Hot Topics--The Property Tax on Business
Inventories
In February comes the
groundhog, and then the billboards and airwaves explode with ads for
“inventory tax sales.” Funny thing: there’s
no such thing as an Indiana “inventory tax.”
What there is, is the regular old property tax, applied to the assessed
value of business inventories. March
1 is the day businesses must assess their property, so they try to have as
little as possible on their lots, on their shelves or in their warehouses on that date.
How to get rid of it? Sell
it in February!
Taxable
property comes in two flavors: real
and personal. Real property is land and buildings. Personal property is mostly business equipment and
inventories. The local assessor
uses a state rulebook to measure the value of real property. Personal property is mostly self-assessed by business owners, using
tax forms.
Business taxpayers value inventories at their cost or their sales value, whichever is less. The taxpayer subtracts an inventory adjustment of 35% from cost, to get the “true tax value” of inventories. Assessed value used to be true tax value divided by three, but starting last year we quit dividing by three.
Here's how it
works. Suppose a car
costs a dealer $20,000. Despite the
best efforts of the sales staff, the car is still on the lot on March 1.
The cost is entered on the personal property form.

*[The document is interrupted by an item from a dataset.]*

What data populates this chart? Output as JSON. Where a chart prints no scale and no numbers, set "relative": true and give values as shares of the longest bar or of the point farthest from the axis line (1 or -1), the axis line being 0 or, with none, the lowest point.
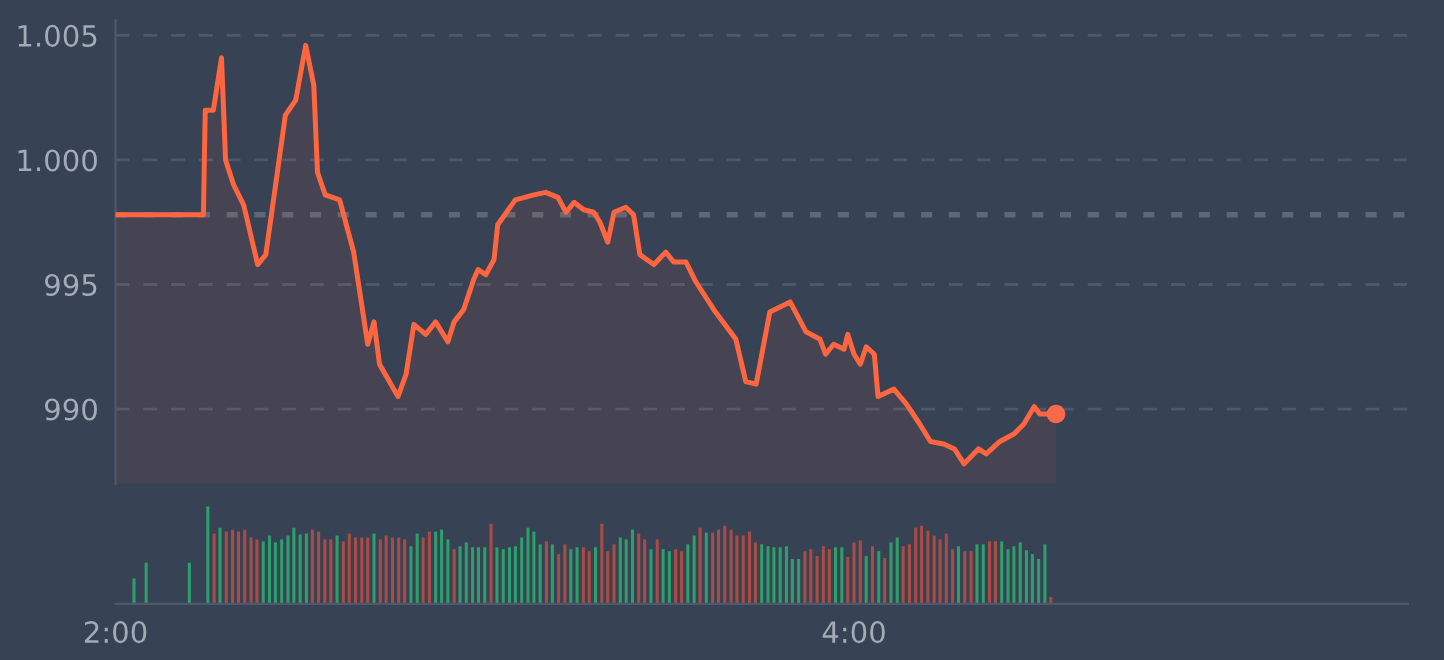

The dealer subtracts 35% for the inventory adjustment, leaving $13,000 in
assessed value. The
property tax rate is the sum of the rates of all the units of government that
the dealership is in, including the county, school corporation and city or town.
The average tax rate, statewide, is about $3.00 per $100 assessed value. The tax owed on the car
would be $390. The dealer would owe
this tax in the year after the assessment date.
Tax restructuring is going to change all this. The General Assembly voted to phase out the inventory tax by 2007. After that date inventories will be assessed, but there will be a 100% deduction applied, so none of the inventory assessed value will be taxed. It's possible this idea will be challenged in court. Tax restructuring also allowed counties to adopt the inventory deduction early, and fourteen of them did.
So the inventory tax's days are numbered. After 2006, no more inventory tax sales. Another Indiana tradition gone! The question: will anyone miss it?